Figures(15)  /  Tables(2)

Article Metrics

Article views(4031) PDF downloads(539)

ARTICLE   Open Access    

Fire detection methods based on an optimized YOLOv5 algorithm

Emergency Management Science and Technology  3 Article number: 11  (2023)  |  Cite this article

Abstract: Computer vision technology has broad application prospects in the field of intelligent fire detection, which has the benefits of accuracy, timeliness, visibility, adjustability, and multi-scene adaptability. Traditional computer vision algorithm flaws include erroneous detection, detection gaps, poor precision, and slow detection speed. In this paper, the efficient and lightweight YOLOv5s model is used to detect fire flames and smoke. The attention mechanism is embedded into the C3 module to enhance the backbone network and maximize the algorithm's suppression of invalid feature data. Alpha CIOU is adopted to improve the positioning function and detection target. At the same time, the concept of transfer learning is used to realize semi-automatic data annotation, which reduces training expenses in terms of manpower and time. The comparative experiments of six distinct fire detection algorithms (YOLOv5 and five optimization algorithms) are carried out. The results indicate that the self-attention mechanism based on the Transformer structure has a substantial impact on enhancing target detection precision. The improved location function based on Alpha CIOU aids in enhancing the detection recall rate. The average recall rate of fire detection of the YOlOv5+TR+αCIOU algorithm is the highest, which is 68.5%, clearly outperforming other algorithms. Based on the surveillance video, this optimization algorithm is utilized to detect a fire in a factory, and the fire is detected in the 9th second when it starts to appear. The results demonstrate the algorithm's viability for real-time fire detection.
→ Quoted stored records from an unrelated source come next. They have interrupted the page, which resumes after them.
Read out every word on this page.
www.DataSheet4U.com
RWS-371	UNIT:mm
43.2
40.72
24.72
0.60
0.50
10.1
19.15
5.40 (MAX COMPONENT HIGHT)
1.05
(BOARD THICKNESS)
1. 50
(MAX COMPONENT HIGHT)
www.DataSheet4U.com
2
    • Fire is a natural and social disaster with the highest probability of occurrence, posing a grave threat to human life and the stable development of society and the economy[1]. China is one of the nations hardest hit by fire worldwide. According to statistics released by the Fire and Rescue Department Ministry of Emergency Management, 2021 is the year with the largest number of police reports received by the fire rescue team, of which 38.1% are fire-fighting tasks. 748 thousand fires were reported throughout the entire year, causing 1,987 deaths, 2,225 injuries, and direct property losses of 6.75 billion yuan[2].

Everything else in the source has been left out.